A experiência ao vivo colaborou para deixar os músicos ainda mais seguros e entrosados, o que se comprova no novo EP, Mesopotâmia, que o Noisey apresenta nesta terça (21) com exclusividade. O lançamento traz duas músicas concebidas dentro do projeto global Converse Rubber Tracks, e foi gravado no Family Mob Studios com a supervisão de Jean Dolabella.

Ouça o disco enquanto lê a entrevista com o baixista Alexandre, que falou sobre marxismo, a experiência de gravar no esquema bancado pela Converse, a cena interiorana de onde os caras vêm e a respeito desse lance de traduzir musicalmente uma paisagem social.

Noisey: Sendo esta a primeira matéria que a gente faz do Mais Valia no Noisey, tomo a liberdade de começar pedindo para que conte um pouco de como a banda se formou, com que proposta, e dê um panorama para os leitores da caminhada até aqui.
Alexandre Palacio: A banda se formou com a proposta de produzir som autoral de uma maneira livre a partir de improvisos que surgiam durante longas sessões de ensaio.
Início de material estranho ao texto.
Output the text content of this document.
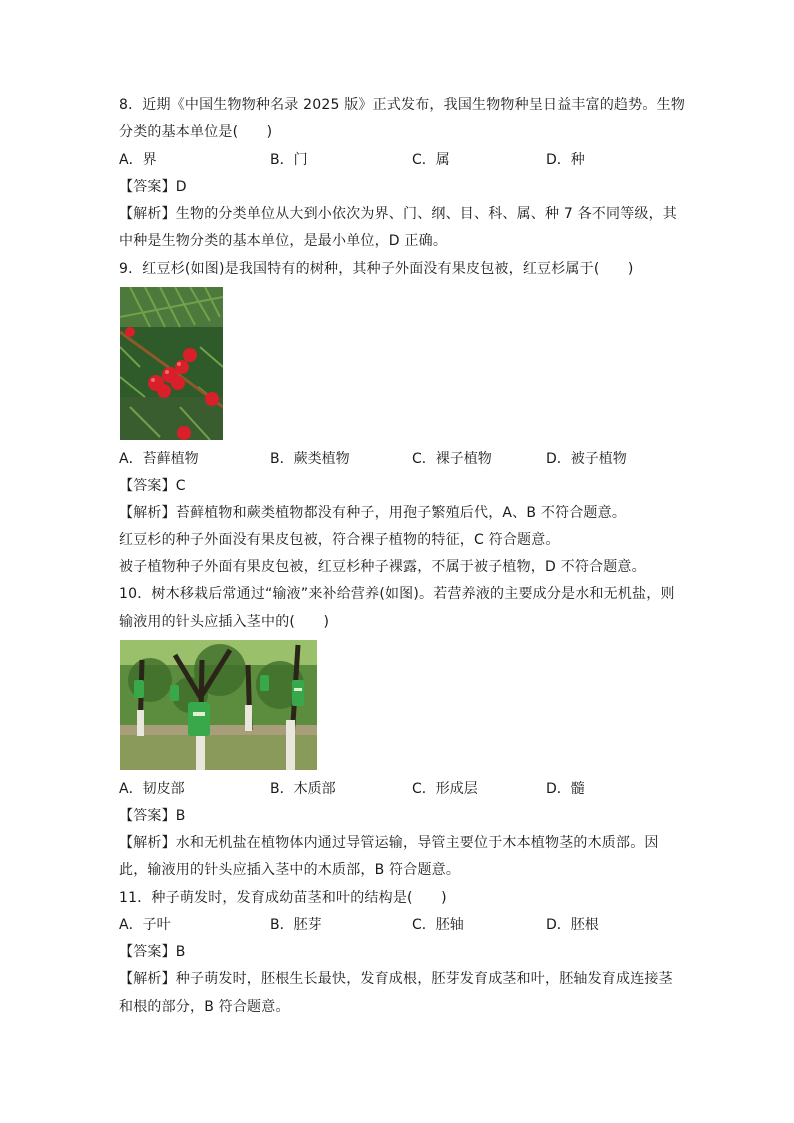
8．近期《中国生物物种名录 2025 版》正式发布，我国生物物种呈日益丰富的趋势。生物
分类的基本单位是(　　)
A．界	B．门	C．属	D．种
【答案】D
【解析】生物的分类单位从大到小依次为界、门、纲、目、科、属、种 7 各不同等级，其
中种是生物分类的基本单位，是最小单位，D 正确。
9．红豆杉(如图)是我国特有的树种，其种子外面没有果皮包被，红豆杉属于(　　)
A．苔藓植物	B．蕨类植物	C．裸子植物	D．被子植物
【答案】C
【解析】苔藓植物和蕨类植物都没有种子，用孢子繁殖后代，A、B 不符合题意。
红豆杉的种子外面没有果皮包被，符合裸子植物的特征，C 符合题意。
被子植物种子外面有果皮包被，红豆杉种子裸露，不属于被子植物，D 不符合题意。
10．树木移栽后常通过“输液”来补给营养(如图)。若营养液的主要成分是水和无机盐，则
输液用的针头应插入茎中的(　　)
A．韧皮部	B．木质部	C．形成层	D．髓
【答案】B
【解析】水和无机盐在植物体内通过导管运输，导管主要位于木本植物茎的木质部。因
此，输液用的针头应插入茎中的木质部，B 符合题意。
11．种子萌发时，发育成幼苗茎和叶的结构是(　　)
A．子叶	B．胚芽	C．胚轴	D．胚根
【答案】B
【解析】种子萌发时，胚根生长最快，发育成根，胚芽发育成茎和叶，胚轴发育成连接茎
和根的部分，B 符合题意。
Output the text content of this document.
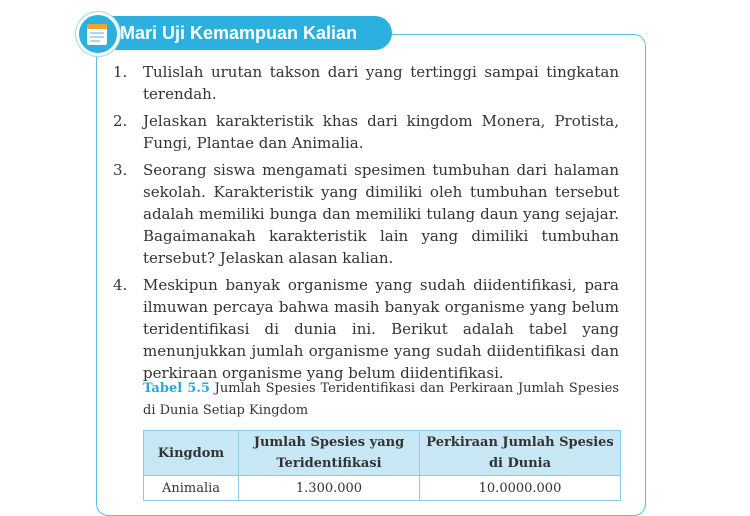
Mari Uji Kemampuan Kalian
1.	Tulislah urutan takson dari yang tertinggi sampai tingkatan terendah.
2.	Jelaskan karakteristik khas dari kingdom Monera, Protista, Fungi, Plantae dan Animalia.
3.	Seorang siswa mengamati spesimen tumbuhan dari halaman sekolah. Karakteristik yang dimiliki oleh tumbuhan tersebut adalah memiliki bunga dan memiliki tulang daun yang sejajar. Bagaimanakah karakteristik lain yang dimiliki tumbuhan tersebut? Jelaskan alasan kalian.
4.	Meskipun banyak organisme yang sudah diidentifikasi, para ilmuwan percaya bahwa masih banyak organisme yang belum teridentifikasi di dunia ini. Berikut adalah tabel yang menunjukkan jumlah organisme yang sudah diidentifikasi dan perkiraan organisme yang belum diidentifikasi.
Tabel 5.5 Jumlah Spesies Teridentifikasi dan Perkiraan Jumlah Spesies di Dunia Setiap Kingdom
Kingdom	Jumlah Spesies yang Teridentifikasi	Perkiraan Jumlah Spesies di Dunia
Animalia	1.300.000	10.0000.000
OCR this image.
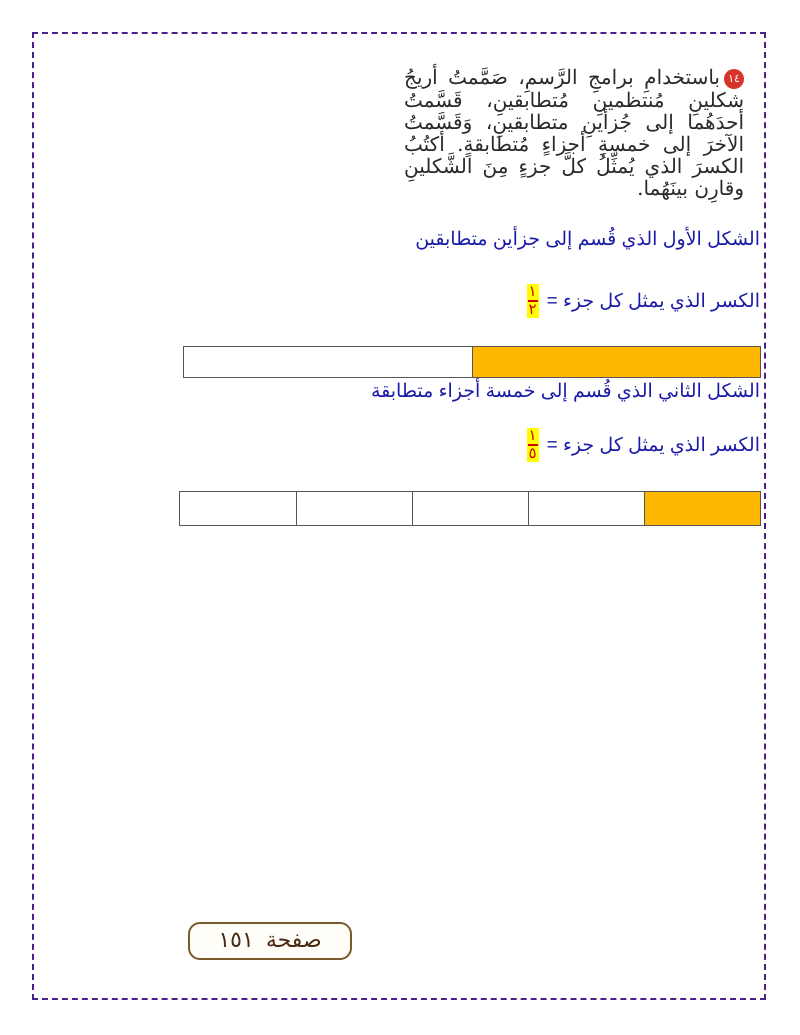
١٤باستخدامِ برامجِ الرَّسمِ، صَمَّمتُ أريجُ شكلينِ مُنتظمينِ مُتطابقينِ، قَسَّمتُ أحدَهُما إلى جُزأينِ متطابقينِ، وَقَسَّمتُ الآخرَ إلى خمسةِ أجزاءٍ مُتطابقةٍ. أكتُبُ الكسرَ الذي يُمثِّلُ كلَّ جزءٍ مِنَ الشَّكلينِ وقارِن بينَهُما.
الشكل الأول الذي قُسم إلى جزأين متطابقين
الكسر الذي يمثل كل جزء =
$\frac{١}{٢}$
الشكل الثاني الذي قُسم إلى خمسة أجزاء متطابقة
الكسر الذي يمثل كل جزء =
$\frac{١}{٥}$
صفحة١٥١
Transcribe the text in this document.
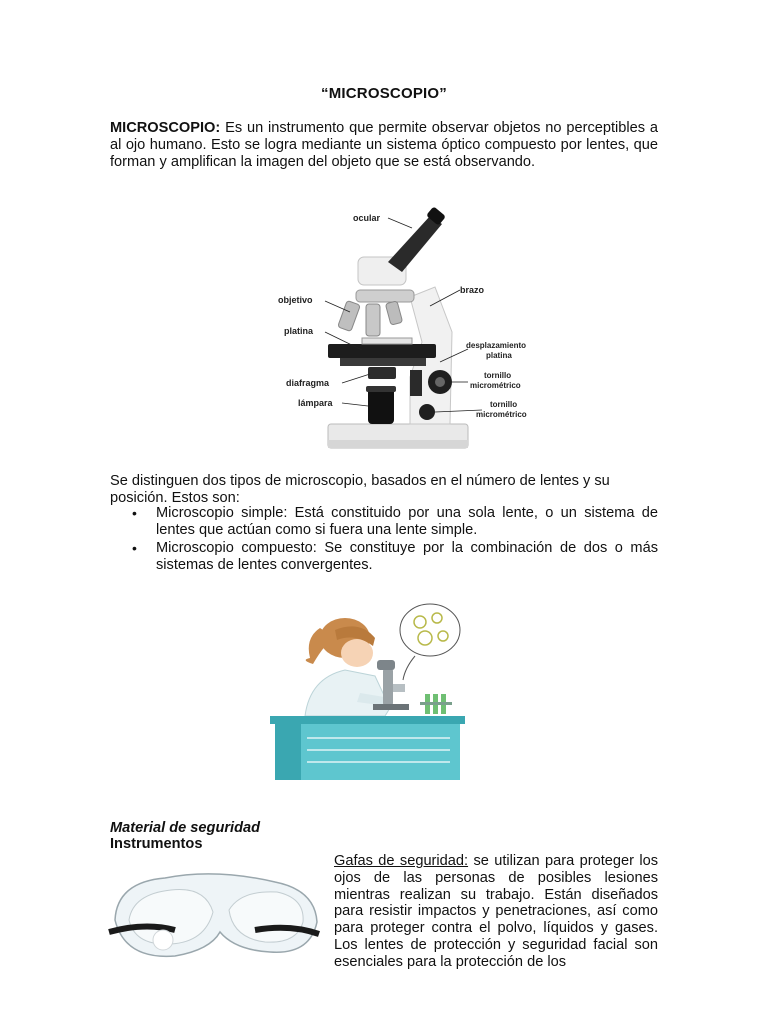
“MICROSCOPIO”
MICROSCOPIO: Es un instrumento que permite observar objetos no perceptibles a al ojo humano. Esto se logra mediante un sistema óptico compuesto por lentes, que forman y amplifican la imagen del objeto que se está observando.
ocular
brazo
objetivo
platina
desplazamiento
platina
tornillo
micrométrico
diafragma
lámpara	tornillo
micrométrico
Se distinguen dos tipos de microscopio, basados en el número de lentes y su posición. Estos son:
• Microscopio simple: Está constituido por una sola lente, o un sistema de lentes que actúan como si fuera una lente simple.
• Microscopio compuesto: Se constituye por la combinación de dos o más sistemas de lentes convergentes.
Material de seguridad
Instrumentos
Gafas de seguridad: se utilizan para proteger los ojos de las personas de posibles lesiones mientras realizan su trabajo. Están diseñados para resistir impactos y penetraciones, así como para proteger contra el polvo, líquidos y gases. Los lentes de protección y seguridad facial son esenciales para la protección de los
Nesses encontros não conversávamos sobre referências, estilo musical ou algo do tipo, a ideia era simplesmente experimentar e curtir o momento. Inclusive éramos um quarteto no início. Nos primeiros shows tocávamos alguns temas e improvisávamos de acordo com o que estava rolando ali no momento, e cerca de um ano depois, já como um trio, esses improvisos amadureceram e se tornaram sons que foram lapidados e gravados em nosso primeiro disco. De lá pra cá muita coisa boa aconteceu, como a ligação com o selo Sinewave, passagens por alguns festivais, participação do projeto Original’s Studio, da Levi’s, que nos possibilitou gravar e lançar o último single, “Flamingo”, o próprio Converse Rubber Tracks, que nos presenteou com esse EP — e, o mais importante, que foi ter conhecido muitas bandas e pessoas fodas e interessadas em fazer acontecer.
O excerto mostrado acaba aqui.